«Domani nella battaglia pensa a me»: il titolo shakespeariano del famoso romanzo di Javier Marías sembra perfetto per l'avvertimento lanciato ieri dall'Anm al governo, in vista delle cerimonie di sabato, nelle 26 Corti d'appello, per l'inaugurazione del nuovo anno giudiziario. I magistrati hanno affilato la loro protesta in modo che pesi come «piombo» sul governo: saranno presenti, toga sulle spalle e Costituzione stretta in mano, ma usciranno dall'aula – tranne a L'Aquila – non appena prenderà la parola il rappresentante del ministero della Giustizia. Lo lasceranno solo e rientreranno soltanto quando avrà terminato di parlare.
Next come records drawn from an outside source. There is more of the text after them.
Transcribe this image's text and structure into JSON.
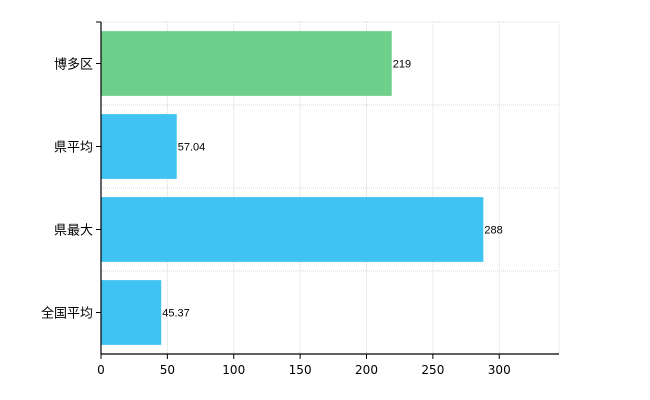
{
  "chart_data": {
    "type": "bar",
    "orientation": "horizontal",
    "categories": [
      "博多区",
      "県平均",
      "県最大",
      "全国平均"
    ],
    "values": [
      219,
      57.04,
      288,
      45.37
    ],
    "value_labels": [
      "219",
      "57.04",
      "288",
      "45.37"
    ],
    "colors": [
      "#6fd08c",
      "#3ec3f3",
      "#3ec3f3",
      "#3ec3f3"
    ],
    "xlim": [
      0,
      345
    ],
    "xticks": [
      0,
      50,
      100,
      150,
      200,
      250,
      300
    ],
    "xtick_labels": [
      "0",
      "50",
      "100",
      "150",
      "200",
      "250",
      "300"
    ],
    "grid": true,
    "title": "",
    "xlabel": "",
    "ylabel": ""
  }
}
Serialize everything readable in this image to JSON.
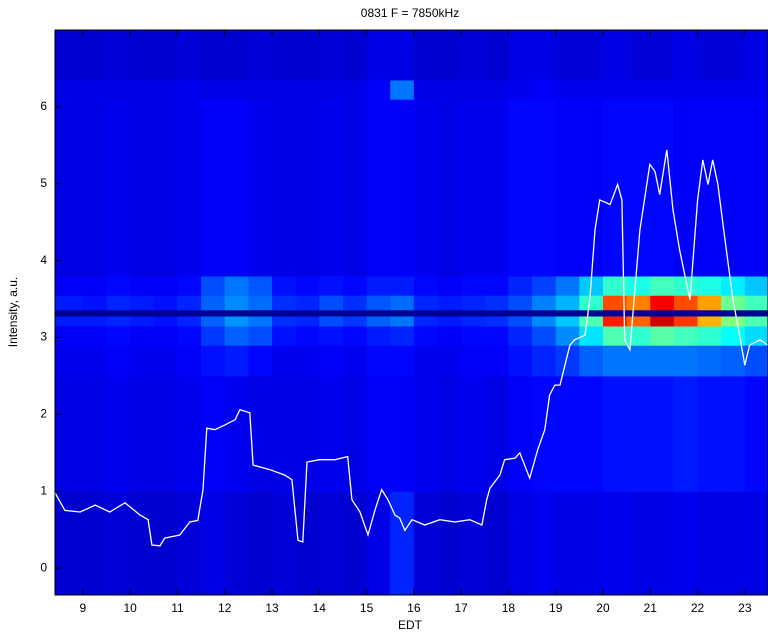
{
  "chart_data": {
    "type": "heatmap",
    "title": "0831  F = 7850kHz",
    "x_label": "EDT",
    "y_label": "Intensity, a.u.",
    "xlim": [
      8.41,
      23.49
    ],
    "ylim": [
      -0.35,
      7.0
    ],
    "xticks": [
      9,
      10,
      11,
      12,
      13,
      14,
      15,
      16,
      17,
      18,
      19,
      20,
      21,
      22,
      23
    ],
    "yticks": [
      0,
      1,
      2,
      3,
      4,
      5,
      6
    ],
    "colormap": "jet",
    "clim": [
      0,
      1
    ],
    "x_bins": [
      8.41,
      9,
      9.5,
      10,
      10.5,
      11,
      11.5,
      12,
      12.5,
      13,
      13.5,
      14,
      14.5,
      15,
      15.5,
      16,
      16.5,
      17,
      17.5,
      18,
      18.5,
      19,
      19.5,
      20,
      20.5,
      21,
      21.5,
      22,
      22.5,
      23,
      23.49
    ],
    "y_bins": [
      -0.35,
      1,
      2.5,
      2.9,
      3.15,
      3.28,
      3.36,
      3.55,
      3.8,
      6.1,
      6.35,
      7.0
    ],
    "z": [
      [
        0.08,
        0.08,
        0.09,
        0.08,
        0.08,
        0.09,
        0.1,
        0.09,
        0.08,
        0.09,
        0.08,
        0.09,
        0.08,
        0.1,
        0.16,
        0.09,
        0.08,
        0.09,
        0.08,
        0.1,
        0.11,
        0.1,
        0.1,
        0.11,
        0.1,
        0.1,
        0.11,
        0.1,
        0.1,
        0.1
      ],
      [
        0.1,
        0.1,
        0.11,
        0.1,
        0.1,
        0.11,
        0.12,
        0.11,
        0.1,
        0.1,
        0.1,
        0.11,
        0.1,
        0.12,
        0.12,
        0.11,
        0.1,
        0.11,
        0.1,
        0.12,
        0.13,
        0.13,
        0.13,
        0.14,
        0.14,
        0.14,
        0.15,
        0.14,
        0.14,
        0.13
      ],
      [
        0.11,
        0.11,
        0.12,
        0.11,
        0.11,
        0.12,
        0.14,
        0.15,
        0.13,
        0.11,
        0.11,
        0.12,
        0.11,
        0.13,
        0.13,
        0.11,
        0.11,
        0.12,
        0.12,
        0.14,
        0.16,
        0.18,
        0.22,
        0.24,
        0.24,
        0.24,
        0.24,
        0.23,
        0.22,
        0.2
      ],
      [
        0.12,
        0.12,
        0.13,
        0.12,
        0.12,
        0.13,
        0.18,
        0.22,
        0.2,
        0.14,
        0.13,
        0.14,
        0.13,
        0.15,
        0.16,
        0.13,
        0.12,
        0.13,
        0.13,
        0.16,
        0.2,
        0.26,
        0.35,
        0.45,
        0.42,
        0.46,
        0.44,
        0.42,
        0.38,
        0.34
      ],
      [
        0.15,
        0.15,
        0.16,
        0.15,
        0.14,
        0.16,
        0.22,
        0.27,
        0.24,
        0.17,
        0.16,
        0.2,
        0.18,
        0.22,
        0.24,
        0.16,
        0.15,
        0.16,
        0.17,
        0.2,
        0.26,
        0.32,
        0.45,
        0.85,
        0.78,
        0.92,
        0.82,
        0.7,
        0.5,
        0.45
      ],
      [
        0.02,
        0.02,
        0.02,
        0.02,
        0.02,
        0.02,
        0.02,
        0.02,
        0.02,
        0.02,
        0.02,
        0.02,
        0.02,
        0.02,
        0.02,
        0.02,
        0.02,
        0.02,
        0.02,
        0.02,
        0.02,
        0.02,
        0.02,
        0.02,
        0.02,
        0.02,
        0.02,
        0.02,
        0.02,
        0.02
      ],
      [
        0.15,
        0.14,
        0.16,
        0.15,
        0.14,
        0.16,
        0.22,
        0.26,
        0.23,
        0.17,
        0.16,
        0.2,
        0.17,
        0.21,
        0.23,
        0.16,
        0.15,
        0.16,
        0.17,
        0.2,
        0.25,
        0.3,
        0.42,
        0.8,
        0.75,
        0.88,
        0.8,
        0.72,
        0.48,
        0.44
      ],
      [
        0.12,
        0.12,
        0.13,
        0.12,
        0.12,
        0.13,
        0.2,
        0.24,
        0.21,
        0.14,
        0.13,
        0.14,
        0.13,
        0.15,
        0.15,
        0.13,
        0.12,
        0.13,
        0.13,
        0.16,
        0.19,
        0.24,
        0.32,
        0.42,
        0.4,
        0.44,
        0.42,
        0.4,
        0.36,
        0.32
      ],
      [
        0.1,
        0.1,
        0.11,
        0.1,
        0.1,
        0.11,
        0.12,
        0.12,
        0.11,
        0.1,
        0.1,
        0.11,
        0.1,
        0.12,
        0.12,
        0.11,
        0.1,
        0.11,
        0.11,
        0.13,
        0.13,
        0.12,
        0.12,
        0.13,
        0.13,
        0.13,
        0.12,
        0.12,
        0.12,
        0.12
      ],
      [
        0.1,
        0.1,
        0.1,
        0.1,
        0.1,
        0.11,
        0.1,
        0.1,
        0.1,
        0.1,
        0.1,
        0.1,
        0.1,
        0.12,
        0.24,
        0.1,
        0.1,
        0.1,
        0.1,
        0.11,
        0.12,
        0.11,
        0.11,
        0.11,
        0.11,
        0.11,
        0.11,
        0.11,
        0.11,
        0.11
      ],
      [
        0.08,
        0.08,
        0.09,
        0.08,
        0.08,
        0.09,
        0.08,
        0.08,
        0.09,
        0.08,
        0.08,
        0.09,
        0.08,
        0.1,
        0.1,
        0.08,
        0.08,
        0.09,
        0.08,
        0.1,
        0.1,
        0.09,
        0.09,
        0.1,
        0.09,
        0.09,
        0.1,
        0.09,
        0.09,
        0.1
      ]
    ],
    "series": [
      {
        "color": "#ffffff",
        "x": [
          8.41,
          8.62,
          8.94,
          9.26,
          9.57,
          9.89,
          10.21,
          10.38,
          10.46,
          10.63,
          10.73,
          11.05,
          11.26,
          11.43,
          11.54,
          11.62,
          11.79,
          12.0,
          12.22,
          12.32,
          12.53,
          12.6,
          12.96,
          13.27,
          13.42,
          13.55,
          13.65,
          13.74,
          14.01,
          14.33,
          14.6,
          14.69,
          14.86,
          15.03,
          15.18,
          15.32,
          15.45,
          15.6,
          15.7,
          15.81,
          15.96,
          16.23,
          16.55,
          16.87,
          17.18,
          17.44,
          17.54,
          17.61,
          17.82,
          17.92,
          18.14,
          18.24,
          18.45,
          18.62,
          18.77,
          18.87,
          18.98,
          19.09,
          19.3,
          19.4,
          19.62,
          19.72,
          19.83,
          19.93,
          20.15,
          20.31,
          20.4,
          20.46,
          20.57,
          20.78,
          20.99,
          21.1,
          21.2,
          21.35,
          21.48,
          21.62,
          21.84,
          22.0,
          22.11,
          22.22,
          22.32,
          22.43,
          22.58,
          22.75,
          22.89,
          23.0,
          23.1,
          23.32,
          23.49
        ],
        "values": [
          0.98,
          0.75,
          0.73,
          0.82,
          0.73,
          0.85,
          0.69,
          0.63,
          0.3,
          0.29,
          0.39,
          0.43,
          0.6,
          0.62,
          1.02,
          1.82,
          1.8,
          1.86,
          1.93,
          2.06,
          2.02,
          1.34,
          1.28,
          1.21,
          1.15,
          0.36,
          0.34,
          1.38,
          1.41,
          1.41,
          1.45,
          0.89,
          0.73,
          0.43,
          0.76,
          1.02,
          0.89,
          0.69,
          0.65,
          0.49,
          0.63,
          0.56,
          0.63,
          0.6,
          0.63,
          0.56,
          0.89,
          1.04,
          1.21,
          1.41,
          1.43,
          1.5,
          1.17,
          1.54,
          1.8,
          2.25,
          2.38,
          2.38,
          2.9,
          2.97,
          3.03,
          3.49,
          4.4,
          4.79,
          4.73,
          4.99,
          4.79,
          2.97,
          2.84,
          4.4,
          5.25,
          5.16,
          4.86,
          5.44,
          4.66,
          4.14,
          3.49,
          4.79,
          5.31,
          4.99,
          5.31,
          4.99,
          4.27,
          3.49,
          3.03,
          2.64,
          2.9,
          2.97,
          2.9
        ]
      }
    ]
  }
}
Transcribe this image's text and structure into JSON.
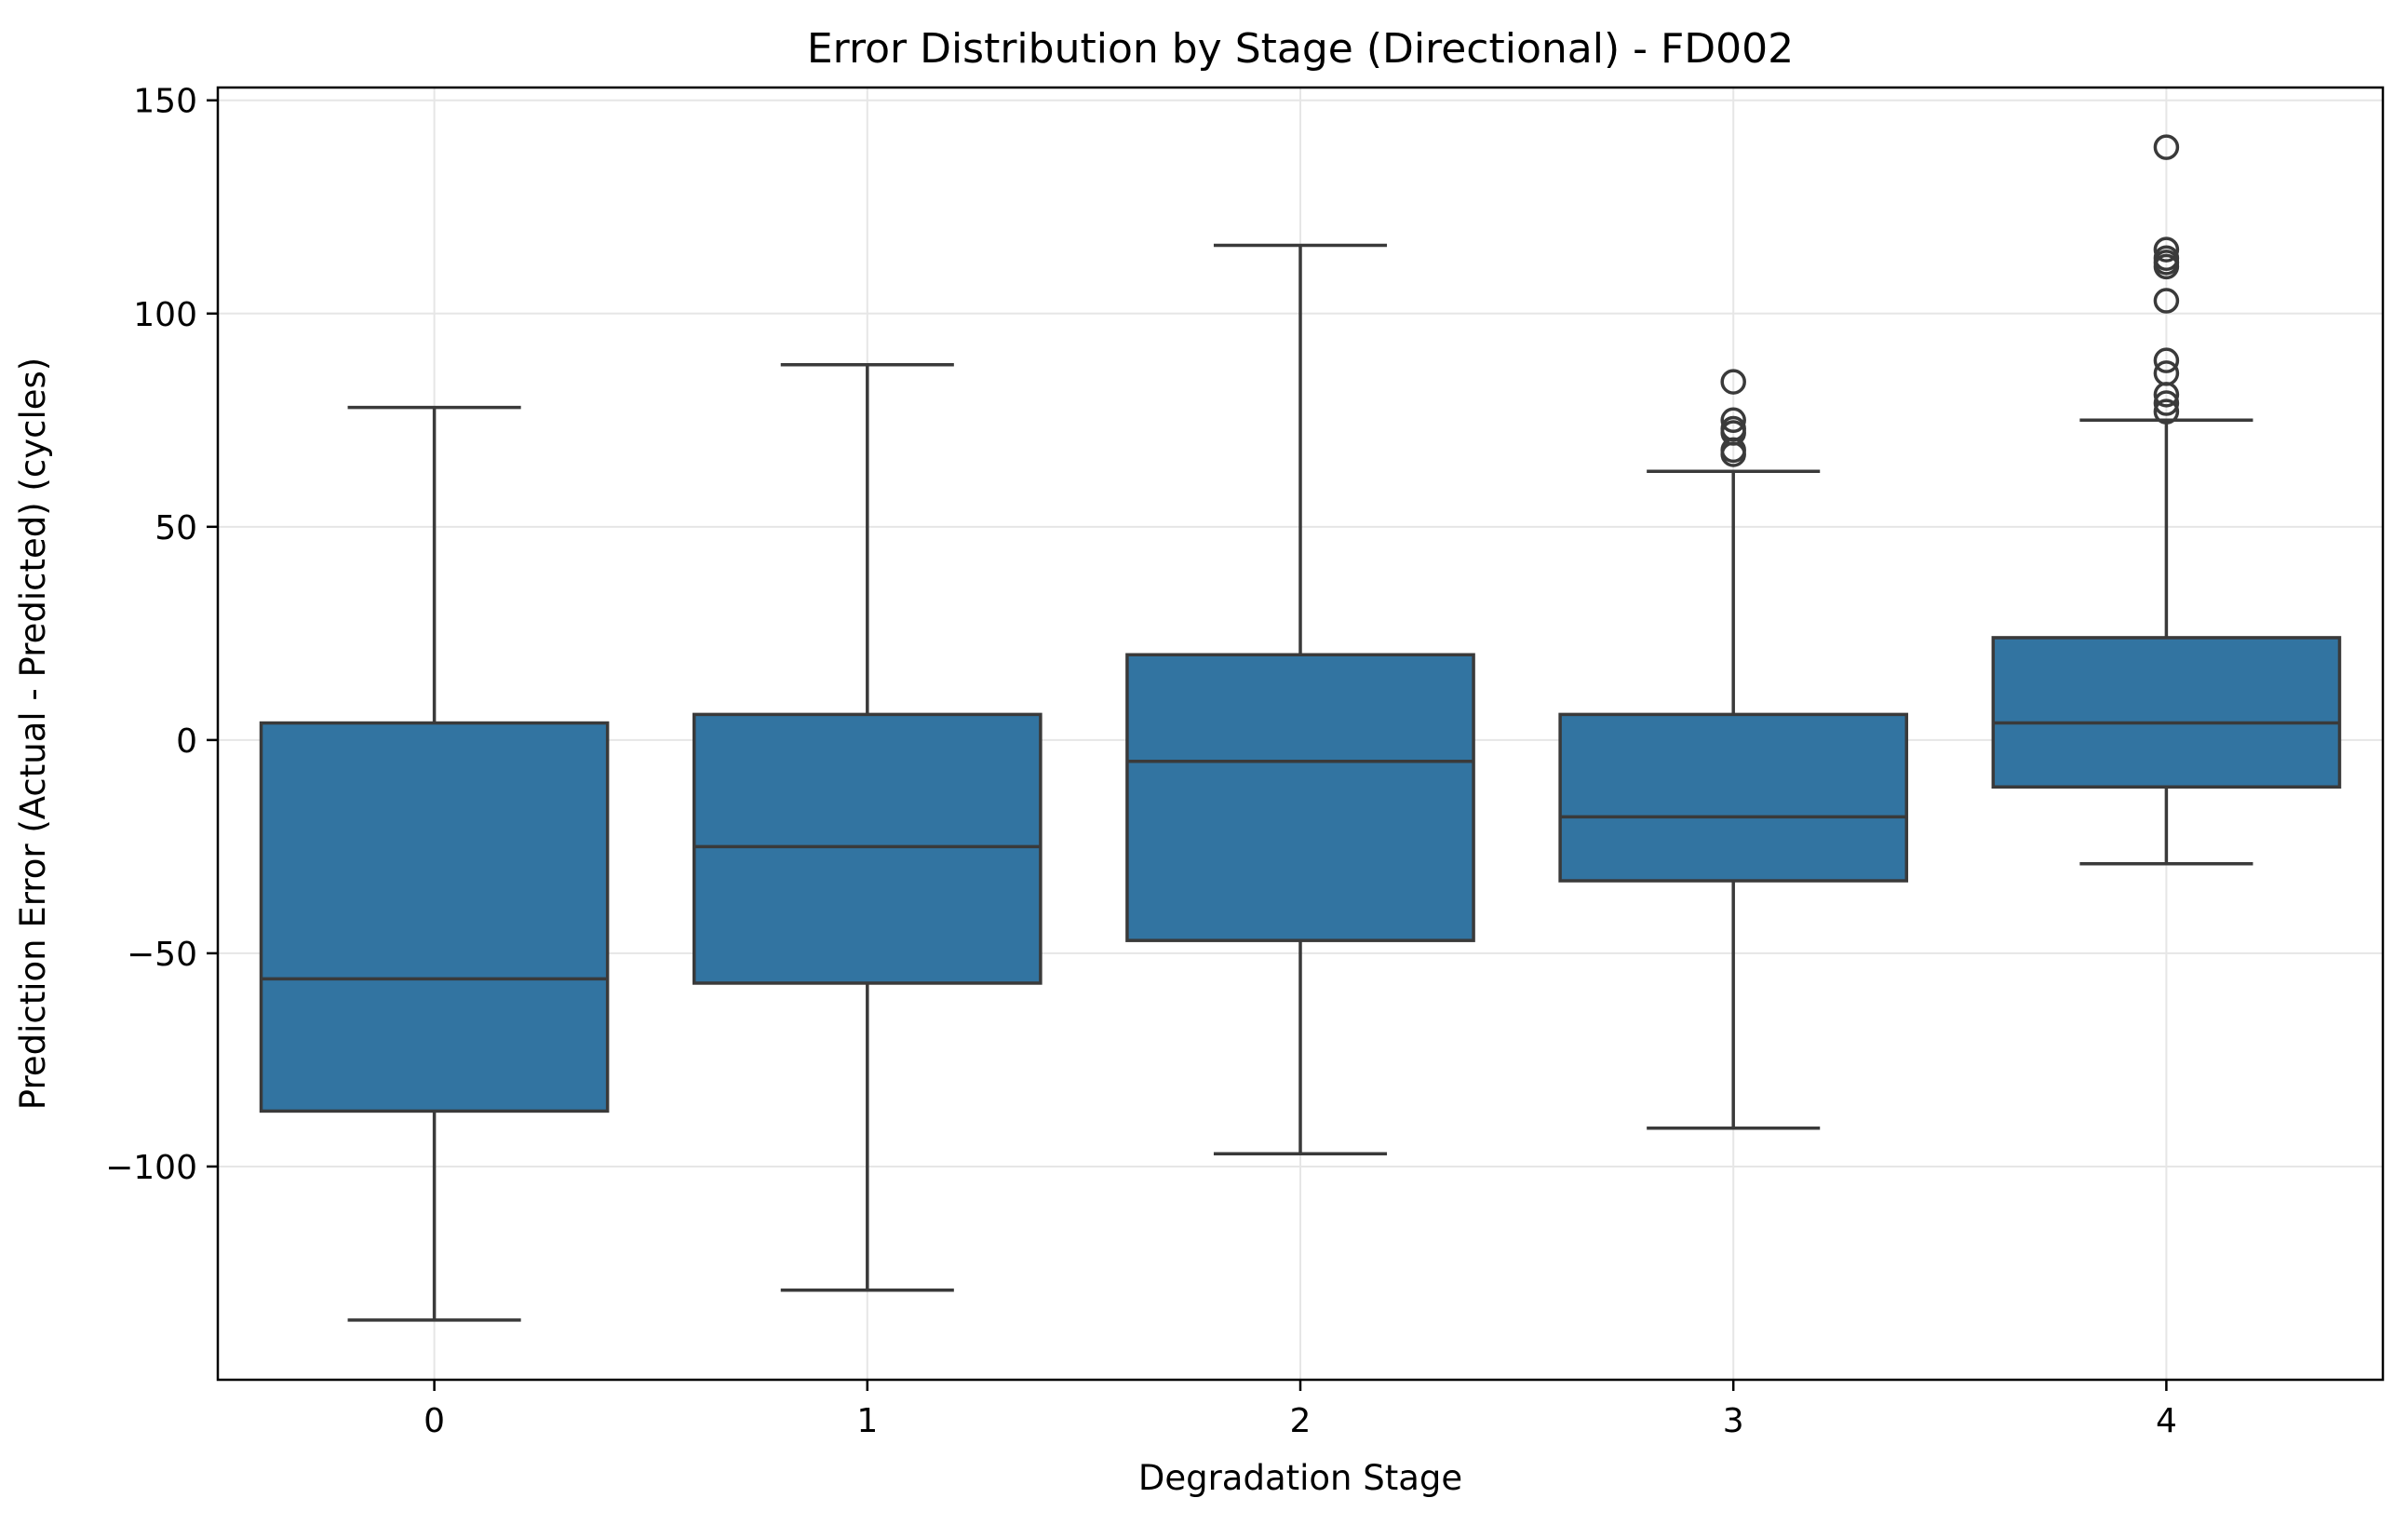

Allora leggeranno, ovunque, un unico, durissimo documento per dire al presidente del Consiglio e alla maggioranza «basta» con gli «insulti e le aggressioni»; «basta» con le «riforme distruttive»; «basta» con leggi «prive di razionalità e coerenza, pensate esclusivamente con riferimento a singole vicende giudiziarie, che hanno finito per mettere in ginocchio la giustizia penale in questo paese». Infine, distribuiranno ai presenti un dossier per dimostrare, dati alla mano di fonte europea, che i magistrati italiani «non sono fannulloni strapagati».

Le parole dell'Anm raggiungono il ministro della Giustizia mentre è a palazzo Grazioli in un vertice Pdl con il premier su regionali e giustizia. Dopo un paio d'ore, arriva la replica, altrettando dura, di Alfano: «Sono il ministro della Giustizia, servo il mio paese e ho giurato sulla Costituzione», scrive il guardasigilli, bollando come «improvvide» le indicazioni dell'Anm sull'anno giudiziario. «Io ci sarò», aggiunge (confermando la sua presenza domani in Cassazione e sabato a L'Aquila), mentre l'Anm «ha scelto di «macchiare una giornata per i cittadini e per il loro diritto di avere giustizia», dando di sé «un'immagine» in contrasto con «il senso etico delle migliaia di magistrati che ogni mattina servono l'Italia e le istituzioni». Invece di inaugurare l'anno gudiziario, l'Anm ha scelto di «inaugurare la campagna elettorale» per il Csm (si vota in primavera), dice Alfano, sapendo che dall'iniziativa del sindacato delle toghe ha preso le distanze la corrente di opposizione, Magistratura indipendente (che conta numerosi esponenti a via Arenula).

Alla voce di Alfano si aggiungono ben presto quelle di tutti gli esponenti del Pdl: Sandro Bondi parla di «una profonda e oltraggiosa lesione dell'ordine costituzionale» e Fabrizio Cicchitto di «vulnus allo stato di diritto», mentre il Pd difende il diritto dell'Anm di esprimere il proprio dissenso e l'Idv invita il governo «a riflettere sulle ragioni della protesta» delle toghe.

La tensione, insomma, è sempre più alta. Per non farla arrivare alle stelle, ieri il Pdl ha deciso un passo indietro sul ddl che al momento sta più a cuore al premier, quello sul «legittimo impedimento». Per evitare scontri istituzionali (con il Quirinale) e con l'Udc (disponibile ad appoggiare il ddl), ma anche clamorosi boomerang, si è deciso di non estendere il «legittimo impedimento» ai sottosegretari (ne avrebbe beneficiato Nicola Cosentino) e tanto meno ai «concorrenti nel reato». Il combinato disposto delle due norme – e l'automatismo del rinvio, che invece rimane – avrebbe sospeso i processi anche per il figlio di Berlusconi, Piersilvio, e per Fedele Confalonieri, coimputati del premier nei processi Mediaset 1 e 2 per frode fiscale. Di più: nei processi per mafia (come quello a Cosentino, imputato di concorso esterno), lo stop sarebbe stato generalizzato. Berlusconi si è reso conto che il rischio di un'incostituzionalità sarebbe stato enorme e perciò, per ora, ha preferito soprassedere pur di incassare il ddl, in vista dell'approvazione di un lodo Alfano bis in veste costituzionale. Che ieri, nel vertice a palazzo Grazioli, si è deciso di presentare al più presto al Senato.